A droite, on ne peut que trop insister sur l’investissement consenti – un milliard d’euros – pour que les entreprises puissent supporter le fardeau de l’indexation des salaires de leurs travailleurs. Côté libéral, on peut souligner l’extension des flexi-jobs, la prolongation du droit passerelle pour les PME, l’introduction d’une condition de travail liée au bénéfice d’une pension, à défaut de pouvoir rendre la vie plus dure au chômeur en limitant dans le temps ses allocations ou en le sanctionnant pour son refus d’un emploi sous prétexte de dynamiser le marché du travail.

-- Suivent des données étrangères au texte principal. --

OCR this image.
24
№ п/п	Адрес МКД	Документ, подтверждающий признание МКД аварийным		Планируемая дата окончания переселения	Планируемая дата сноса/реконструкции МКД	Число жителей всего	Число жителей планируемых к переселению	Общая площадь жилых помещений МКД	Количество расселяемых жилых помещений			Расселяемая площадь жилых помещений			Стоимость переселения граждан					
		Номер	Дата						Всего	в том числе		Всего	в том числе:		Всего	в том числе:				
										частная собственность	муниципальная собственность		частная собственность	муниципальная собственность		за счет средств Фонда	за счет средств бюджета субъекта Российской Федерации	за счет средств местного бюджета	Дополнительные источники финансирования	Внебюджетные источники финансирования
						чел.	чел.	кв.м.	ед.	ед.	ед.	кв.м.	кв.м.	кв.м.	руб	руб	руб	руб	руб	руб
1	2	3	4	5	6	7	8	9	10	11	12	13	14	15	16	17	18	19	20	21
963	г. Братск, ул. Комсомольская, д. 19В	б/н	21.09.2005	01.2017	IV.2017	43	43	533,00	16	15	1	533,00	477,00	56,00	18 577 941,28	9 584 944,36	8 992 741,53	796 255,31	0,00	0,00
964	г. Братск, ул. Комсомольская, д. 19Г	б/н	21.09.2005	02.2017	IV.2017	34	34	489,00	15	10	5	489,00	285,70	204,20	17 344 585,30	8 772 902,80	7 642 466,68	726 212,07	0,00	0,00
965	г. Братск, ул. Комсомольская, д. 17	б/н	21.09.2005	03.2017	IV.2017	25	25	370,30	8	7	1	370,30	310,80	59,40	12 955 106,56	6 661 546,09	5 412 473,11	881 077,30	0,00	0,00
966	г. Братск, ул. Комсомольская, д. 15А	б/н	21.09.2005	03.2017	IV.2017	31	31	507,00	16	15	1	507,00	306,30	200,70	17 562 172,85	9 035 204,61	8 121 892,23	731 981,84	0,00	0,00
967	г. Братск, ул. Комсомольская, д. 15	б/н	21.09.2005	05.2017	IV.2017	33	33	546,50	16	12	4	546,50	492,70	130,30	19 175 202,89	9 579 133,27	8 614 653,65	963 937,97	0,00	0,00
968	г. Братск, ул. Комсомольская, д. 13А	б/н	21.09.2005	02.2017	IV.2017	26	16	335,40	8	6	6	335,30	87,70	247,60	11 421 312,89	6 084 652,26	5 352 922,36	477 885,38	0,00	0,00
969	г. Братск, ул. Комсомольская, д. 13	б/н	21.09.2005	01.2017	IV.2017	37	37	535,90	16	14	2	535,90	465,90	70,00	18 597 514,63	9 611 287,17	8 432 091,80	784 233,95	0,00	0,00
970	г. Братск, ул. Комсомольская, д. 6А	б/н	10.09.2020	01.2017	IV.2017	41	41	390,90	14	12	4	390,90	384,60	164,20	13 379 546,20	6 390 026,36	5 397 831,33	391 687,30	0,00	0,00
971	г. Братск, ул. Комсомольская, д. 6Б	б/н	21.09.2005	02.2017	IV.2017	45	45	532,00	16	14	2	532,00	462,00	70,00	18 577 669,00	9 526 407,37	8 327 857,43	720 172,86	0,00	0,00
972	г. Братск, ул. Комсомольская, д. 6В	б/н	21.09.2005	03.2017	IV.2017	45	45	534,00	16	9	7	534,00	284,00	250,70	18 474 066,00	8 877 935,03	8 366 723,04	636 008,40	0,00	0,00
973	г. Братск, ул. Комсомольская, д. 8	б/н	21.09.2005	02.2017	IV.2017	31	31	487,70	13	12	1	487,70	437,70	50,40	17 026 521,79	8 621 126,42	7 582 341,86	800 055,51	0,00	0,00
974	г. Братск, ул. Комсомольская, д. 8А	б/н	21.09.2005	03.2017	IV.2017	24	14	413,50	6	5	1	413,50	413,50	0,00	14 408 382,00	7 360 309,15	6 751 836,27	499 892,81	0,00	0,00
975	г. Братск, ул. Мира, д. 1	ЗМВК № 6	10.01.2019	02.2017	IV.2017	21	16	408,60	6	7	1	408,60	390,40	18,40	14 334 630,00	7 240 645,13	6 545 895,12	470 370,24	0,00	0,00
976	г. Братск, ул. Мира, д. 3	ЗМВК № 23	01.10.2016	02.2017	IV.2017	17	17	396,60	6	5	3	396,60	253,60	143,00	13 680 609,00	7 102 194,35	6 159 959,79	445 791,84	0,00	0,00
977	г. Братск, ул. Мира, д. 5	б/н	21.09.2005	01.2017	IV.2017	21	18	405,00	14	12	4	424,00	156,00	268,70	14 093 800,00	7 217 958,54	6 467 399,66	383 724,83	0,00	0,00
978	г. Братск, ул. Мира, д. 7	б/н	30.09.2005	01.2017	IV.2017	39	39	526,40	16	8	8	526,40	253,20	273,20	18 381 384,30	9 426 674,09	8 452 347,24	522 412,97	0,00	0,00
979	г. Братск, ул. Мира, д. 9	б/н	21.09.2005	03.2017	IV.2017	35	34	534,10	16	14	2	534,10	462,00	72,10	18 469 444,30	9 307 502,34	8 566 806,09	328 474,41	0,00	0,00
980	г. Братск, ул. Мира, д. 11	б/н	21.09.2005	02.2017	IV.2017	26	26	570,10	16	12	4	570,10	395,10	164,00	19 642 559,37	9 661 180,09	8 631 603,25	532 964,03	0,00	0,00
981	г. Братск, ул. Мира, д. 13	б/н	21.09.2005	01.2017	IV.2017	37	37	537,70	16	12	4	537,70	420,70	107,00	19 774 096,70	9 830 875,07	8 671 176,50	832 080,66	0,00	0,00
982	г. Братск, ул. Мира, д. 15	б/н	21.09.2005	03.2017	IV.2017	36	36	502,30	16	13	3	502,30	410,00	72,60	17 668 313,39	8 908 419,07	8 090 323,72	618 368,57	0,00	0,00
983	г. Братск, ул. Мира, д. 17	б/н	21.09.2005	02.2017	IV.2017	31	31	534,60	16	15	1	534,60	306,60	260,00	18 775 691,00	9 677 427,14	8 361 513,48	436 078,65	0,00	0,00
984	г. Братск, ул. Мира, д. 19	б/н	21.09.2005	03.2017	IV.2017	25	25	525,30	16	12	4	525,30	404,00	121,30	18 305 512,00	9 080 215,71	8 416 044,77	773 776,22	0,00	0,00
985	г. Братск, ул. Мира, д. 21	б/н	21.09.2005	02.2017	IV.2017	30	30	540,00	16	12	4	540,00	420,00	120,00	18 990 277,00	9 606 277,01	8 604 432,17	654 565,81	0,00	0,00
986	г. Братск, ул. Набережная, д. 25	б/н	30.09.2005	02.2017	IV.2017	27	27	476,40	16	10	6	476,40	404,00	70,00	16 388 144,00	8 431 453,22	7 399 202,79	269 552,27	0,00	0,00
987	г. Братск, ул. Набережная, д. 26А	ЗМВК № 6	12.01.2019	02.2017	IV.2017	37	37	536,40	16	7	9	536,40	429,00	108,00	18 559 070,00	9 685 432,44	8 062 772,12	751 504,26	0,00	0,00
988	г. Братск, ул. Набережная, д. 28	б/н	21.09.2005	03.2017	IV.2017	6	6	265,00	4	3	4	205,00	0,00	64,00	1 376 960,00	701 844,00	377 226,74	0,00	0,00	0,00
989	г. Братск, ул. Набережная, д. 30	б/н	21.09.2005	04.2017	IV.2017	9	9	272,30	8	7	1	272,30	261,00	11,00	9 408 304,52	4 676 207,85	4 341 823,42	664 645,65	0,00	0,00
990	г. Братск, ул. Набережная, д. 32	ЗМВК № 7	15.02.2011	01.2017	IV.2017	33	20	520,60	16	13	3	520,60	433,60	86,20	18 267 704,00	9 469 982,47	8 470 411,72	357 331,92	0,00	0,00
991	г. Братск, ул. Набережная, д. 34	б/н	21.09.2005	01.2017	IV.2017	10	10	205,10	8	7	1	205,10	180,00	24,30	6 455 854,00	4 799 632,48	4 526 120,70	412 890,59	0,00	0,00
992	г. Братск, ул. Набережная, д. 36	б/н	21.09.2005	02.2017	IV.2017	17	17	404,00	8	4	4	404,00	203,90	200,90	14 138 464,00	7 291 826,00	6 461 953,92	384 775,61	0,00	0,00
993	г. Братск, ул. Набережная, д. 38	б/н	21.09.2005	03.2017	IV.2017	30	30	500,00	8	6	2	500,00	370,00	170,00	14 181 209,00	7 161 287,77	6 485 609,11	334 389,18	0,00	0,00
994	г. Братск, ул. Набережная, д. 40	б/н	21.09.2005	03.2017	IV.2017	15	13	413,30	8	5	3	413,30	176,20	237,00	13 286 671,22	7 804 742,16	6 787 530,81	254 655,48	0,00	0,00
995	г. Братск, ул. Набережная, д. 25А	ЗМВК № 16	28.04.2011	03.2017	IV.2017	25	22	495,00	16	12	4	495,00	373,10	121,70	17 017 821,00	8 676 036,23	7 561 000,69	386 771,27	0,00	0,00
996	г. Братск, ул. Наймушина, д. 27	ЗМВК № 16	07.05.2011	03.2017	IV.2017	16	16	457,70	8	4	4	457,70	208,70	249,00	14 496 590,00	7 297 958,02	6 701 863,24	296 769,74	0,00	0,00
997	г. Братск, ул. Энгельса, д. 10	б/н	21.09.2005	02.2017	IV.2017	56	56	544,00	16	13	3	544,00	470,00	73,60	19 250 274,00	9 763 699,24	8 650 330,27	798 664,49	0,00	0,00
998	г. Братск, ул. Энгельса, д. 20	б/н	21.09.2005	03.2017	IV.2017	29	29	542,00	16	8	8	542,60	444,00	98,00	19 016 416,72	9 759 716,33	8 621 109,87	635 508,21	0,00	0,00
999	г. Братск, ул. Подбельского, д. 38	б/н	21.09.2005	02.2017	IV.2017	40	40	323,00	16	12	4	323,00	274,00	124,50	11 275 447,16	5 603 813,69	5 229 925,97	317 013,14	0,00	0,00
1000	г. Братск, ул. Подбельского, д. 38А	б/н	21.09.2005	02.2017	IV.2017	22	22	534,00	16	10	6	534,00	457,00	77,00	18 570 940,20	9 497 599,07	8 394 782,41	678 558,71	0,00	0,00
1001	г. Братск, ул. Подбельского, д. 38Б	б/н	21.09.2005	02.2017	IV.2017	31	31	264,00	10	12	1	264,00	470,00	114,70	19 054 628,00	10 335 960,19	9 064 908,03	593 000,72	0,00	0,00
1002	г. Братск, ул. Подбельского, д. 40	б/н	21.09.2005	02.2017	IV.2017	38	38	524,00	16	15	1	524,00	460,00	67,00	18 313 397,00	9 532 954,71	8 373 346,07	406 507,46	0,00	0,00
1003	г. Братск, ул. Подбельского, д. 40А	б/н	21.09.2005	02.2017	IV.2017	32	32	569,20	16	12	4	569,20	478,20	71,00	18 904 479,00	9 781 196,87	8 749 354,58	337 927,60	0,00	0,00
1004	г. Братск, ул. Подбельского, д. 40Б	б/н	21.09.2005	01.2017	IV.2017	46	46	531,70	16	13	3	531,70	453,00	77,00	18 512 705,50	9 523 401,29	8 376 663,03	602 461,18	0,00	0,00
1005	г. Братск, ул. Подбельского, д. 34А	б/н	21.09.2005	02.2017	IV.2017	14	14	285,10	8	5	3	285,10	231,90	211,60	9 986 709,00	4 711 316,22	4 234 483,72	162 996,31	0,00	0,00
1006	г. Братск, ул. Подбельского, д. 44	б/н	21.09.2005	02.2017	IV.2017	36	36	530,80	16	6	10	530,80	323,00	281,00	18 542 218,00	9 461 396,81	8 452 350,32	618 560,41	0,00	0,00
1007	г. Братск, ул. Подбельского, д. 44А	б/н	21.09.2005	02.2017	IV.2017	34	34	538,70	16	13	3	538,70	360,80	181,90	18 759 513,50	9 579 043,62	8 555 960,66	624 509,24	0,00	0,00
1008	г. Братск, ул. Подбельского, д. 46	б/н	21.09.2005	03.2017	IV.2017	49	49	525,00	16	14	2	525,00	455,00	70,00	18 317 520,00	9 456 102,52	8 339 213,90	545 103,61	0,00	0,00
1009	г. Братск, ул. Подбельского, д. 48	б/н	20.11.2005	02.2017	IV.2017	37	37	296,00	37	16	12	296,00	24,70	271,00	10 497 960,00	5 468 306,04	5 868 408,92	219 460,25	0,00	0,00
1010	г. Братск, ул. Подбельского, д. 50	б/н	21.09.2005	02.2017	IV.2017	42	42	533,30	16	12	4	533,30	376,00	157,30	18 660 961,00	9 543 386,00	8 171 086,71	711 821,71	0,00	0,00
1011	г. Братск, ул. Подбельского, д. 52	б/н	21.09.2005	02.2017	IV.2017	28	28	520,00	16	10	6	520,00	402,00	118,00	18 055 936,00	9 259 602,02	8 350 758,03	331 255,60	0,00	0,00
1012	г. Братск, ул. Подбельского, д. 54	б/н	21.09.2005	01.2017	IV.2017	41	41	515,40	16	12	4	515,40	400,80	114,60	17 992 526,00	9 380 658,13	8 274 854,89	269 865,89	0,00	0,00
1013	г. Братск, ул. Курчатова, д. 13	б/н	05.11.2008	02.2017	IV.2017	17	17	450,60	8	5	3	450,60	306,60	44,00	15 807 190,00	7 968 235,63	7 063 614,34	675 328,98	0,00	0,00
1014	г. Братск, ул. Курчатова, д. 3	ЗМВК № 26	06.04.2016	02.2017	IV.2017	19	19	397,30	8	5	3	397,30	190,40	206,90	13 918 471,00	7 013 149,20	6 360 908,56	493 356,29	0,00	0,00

Ni foncièrement de gauche, ni outrancièrement de droite

Les Verts obtiennent des milliards (trois au lieu de quatre) pour donner un nouveau souffle au rail, à défaut de pouvoir faire oublier leur virage sur le nucléaire appelé à jouer les prolongations, mais qui leur en voudra ? Quant au CD&V, qui croyait rêver en voulant arracher à la va-vite une méga réforme fiscale lourde de plusieurs milliards, il obtiendra son bout de gras en décembre prochain, si tout va bien.

Au fait, cette crise, à qui donc la faire payer dans l’immédiat ? A ceux qui en tirent d’indécents profits, pardi: les entreprises énergétiques cracheront au bassinet (3 milliards), les pétroliers devront faire acte de solidarité avant une probable taxe minimale sur les multinationales, à titre provisoire. Qui s’en plaindra ? La gauche applaudit, la droite peut sans mal réconforter les ménages confrontés à la flambée de leurs factures d’énergie et qui retireront de cette ponction un vague sentiment qu’il y a tout de même une justice dans ce monde de brutes. A propos de « nantis », la symbolique n’a évidemment pas été oubliée avec la diminution salariale que s’auto-infligeront les ministres et le gel de leur dotation que s’imposeront les partis.

Et c’est au nom de son équipe, toutes tendances confondues, que le Premier ministre s’est engagé devant le Parlement à suivre un cap « ni-ni », ni foncièrement de gauche ni outrancièrement de droite. Un cap dans la tempête, disons plutôt une navigation à vue pour des raisons largement indépendantes de sa volonté. La crédibilité de sa feuille de route se vérifiera à l’usure.